When a student in our class in not growing and learning, do we blame the student or try to develop approaches and strategies that might support them? I would hope to think that we try and figure out why it’s not working for them and develop actions and responses.
Why do we not approach the development of leadership in this way. If we truly believe that leaders are developed and not just “born” then leadership, including our own, is a continuum of growth. I think even the greatest leaders of our time would never suggest that they achieved ultimate leadership capacity.
In our system we define leaders with titles – principal, deputy, assistant principal, coordinator, lead teacher etc. Yet we also know that it is our actions that define leadership and that anyone can demonstrate leadership, regardless of their title or position. At the same time, it is our responsibility as “defined leaders” with titles to develop our own leadership capacity and that of other “defined leaders” in our schools. Just as we wouldn’t let ‘Johnny’ relinquish in our classrooms, why would we allow our coordinators, assistant principals, deputies or principals to flounder without support.
The challenge in our classrooms is to develop personalised approaches to improve each learner. The challenge in our leadership teams is to personalise approaches to improve each leader.
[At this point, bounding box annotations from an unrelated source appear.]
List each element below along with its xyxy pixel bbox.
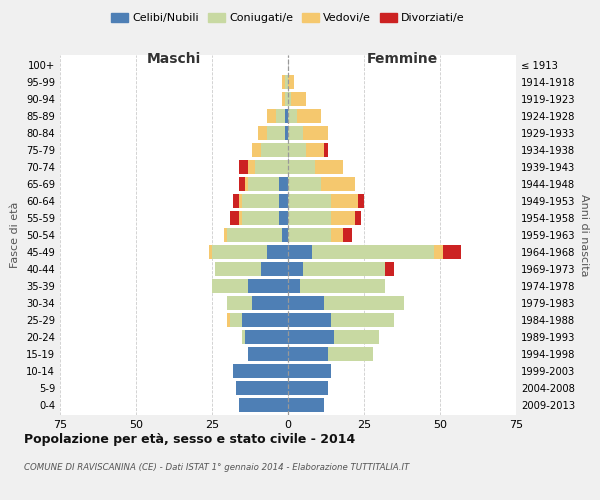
- Bar: [242, 211, 279, 225]
- Bar: [257, 126, 267, 140]
- Bar: [288, 381, 328, 395]
- Bar: [343, 228, 352, 242]
- Bar: [227, 313, 230, 327]
- Bar: [248, 347, 288, 361]
- Bar: [385, 262, 394, 276]
- Y-axis label: Anni di nascita: Anni di nascita: [579, 194, 589, 276]
- Bar: [331, 211, 355, 225]
- Bar: [300, 279, 385, 293]
- Bar: [239, 194, 242, 208]
- Bar: [282, 92, 285, 106]
- Bar: [303, 262, 385, 276]
- Bar: [285, 109, 288, 123]
- Bar: [279, 211, 288, 225]
- Bar: [288, 364, 331, 378]
- Bar: [248, 177, 279, 191]
- Bar: [288, 279, 300, 293]
- Bar: [242, 313, 288, 327]
- Bar: [248, 160, 254, 174]
- Bar: [322, 177, 355, 191]
- Bar: [306, 143, 325, 157]
- Bar: [443, 245, 461, 259]
- Bar: [248, 279, 288, 293]
- Bar: [236, 381, 288, 395]
- Bar: [288, 126, 303, 140]
- Text: Popolazione per età, sesso e stato civile - 2014: Popolazione per età, sesso e stato civil…: [24, 432, 355, 446]
- Bar: [251, 296, 288, 310]
- Bar: [288, 313, 331, 327]
- Bar: [303, 126, 328, 140]
- Bar: [209, 245, 212, 259]
- Bar: [288, 330, 334, 344]
- Bar: [325, 296, 404, 310]
- Bar: [288, 211, 331, 225]
- Bar: [279, 194, 288, 208]
- Bar: [254, 160, 288, 174]
- Y-axis label: Fasce di età: Fasce di età: [10, 202, 20, 268]
- Bar: [285, 75, 288, 89]
- Bar: [230, 313, 242, 327]
- Bar: [285, 92, 288, 106]
- Bar: [328, 347, 373, 361]
- Bar: [331, 313, 394, 327]
- Bar: [288, 160, 316, 174]
- Bar: [224, 228, 227, 242]
- Bar: [227, 228, 282, 242]
- Bar: [267, 245, 288, 259]
- Bar: [288, 228, 331, 242]
- Bar: [245, 330, 288, 344]
- Bar: [239, 160, 248, 174]
- Text: Maschi: Maschi: [147, 52, 201, 66]
- Bar: [245, 177, 248, 191]
- Bar: [267, 109, 276, 123]
- Text: Femmine: Femmine: [367, 52, 437, 66]
- Bar: [358, 194, 364, 208]
- Bar: [288, 262, 303, 276]
- Bar: [288, 75, 294, 89]
- Bar: [260, 262, 288, 276]
- Bar: [313, 245, 434, 259]
- Bar: [276, 109, 285, 123]
- Bar: [288, 398, 325, 412]
- Bar: [215, 262, 260, 276]
- Bar: [288, 347, 328, 361]
- Bar: [288, 92, 291, 106]
- Bar: [316, 160, 343, 174]
- Bar: [233, 194, 239, 208]
- Bar: [212, 245, 267, 259]
- Legend: Celibi/Nubili, Coniugati/e, Vedovi/e, Divorziati/e: Celibi/Nubili, Coniugati/e, Vedovi/e, Di…: [107, 8, 469, 28]
- Bar: [212, 279, 248, 293]
- Bar: [242, 330, 245, 344]
- Bar: [291, 92, 306, 106]
- Bar: [233, 364, 288, 378]
- Bar: [288, 245, 313, 259]
- Bar: [288, 296, 325, 310]
- Bar: [325, 143, 328, 157]
- Bar: [288, 109, 297, 123]
- Bar: [230, 211, 239, 225]
- Bar: [288, 177, 322, 191]
- Bar: [227, 296, 251, 310]
- Bar: [279, 177, 288, 191]
- Bar: [288, 194, 331, 208]
- Bar: [434, 245, 443, 259]
- Bar: [331, 194, 358, 208]
- Bar: [260, 143, 288, 157]
- Bar: [282, 228, 288, 242]
- Bar: [242, 194, 279, 208]
- Bar: [288, 143, 306, 157]
- Bar: [251, 143, 260, 157]
- Bar: [334, 330, 379, 344]
- Bar: [331, 228, 343, 242]
- Bar: [239, 211, 242, 225]
- Bar: [297, 109, 322, 123]
- Bar: [239, 177, 245, 191]
- Bar: [285, 126, 288, 140]
- Bar: [282, 75, 285, 89]
- Bar: [355, 211, 361, 225]
- Bar: [267, 126, 285, 140]
- Text: COMUNE DI RAVISCANINA (CE) - Dati ISTAT 1° gennaio 2014 - Elaborazione TUTTITALI: COMUNE DI RAVISCANINA (CE) - Dati ISTAT …: [24, 462, 409, 471]
- Bar: [239, 398, 288, 412]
Just as in the classroom, sometimes our approaches work immediately and other times they do not, but we must not give up.
I feel that our most powerful weapon as leaders, is continual reflection on what is working and why, and what is not working and why. A principal/deputy/assistant principal who blames individuals for their lack of achievement, their misunderstandings or shortage of actions, is not reflecting inwardly and not taking responsibility for their role in that person’s leadership development. Isn’t it much easier though to play the blame game, deflecting any part in the whole growth process.
The tipping point of leadership occurs when you stop blaming others for your disappointment, frustration, or bitterness.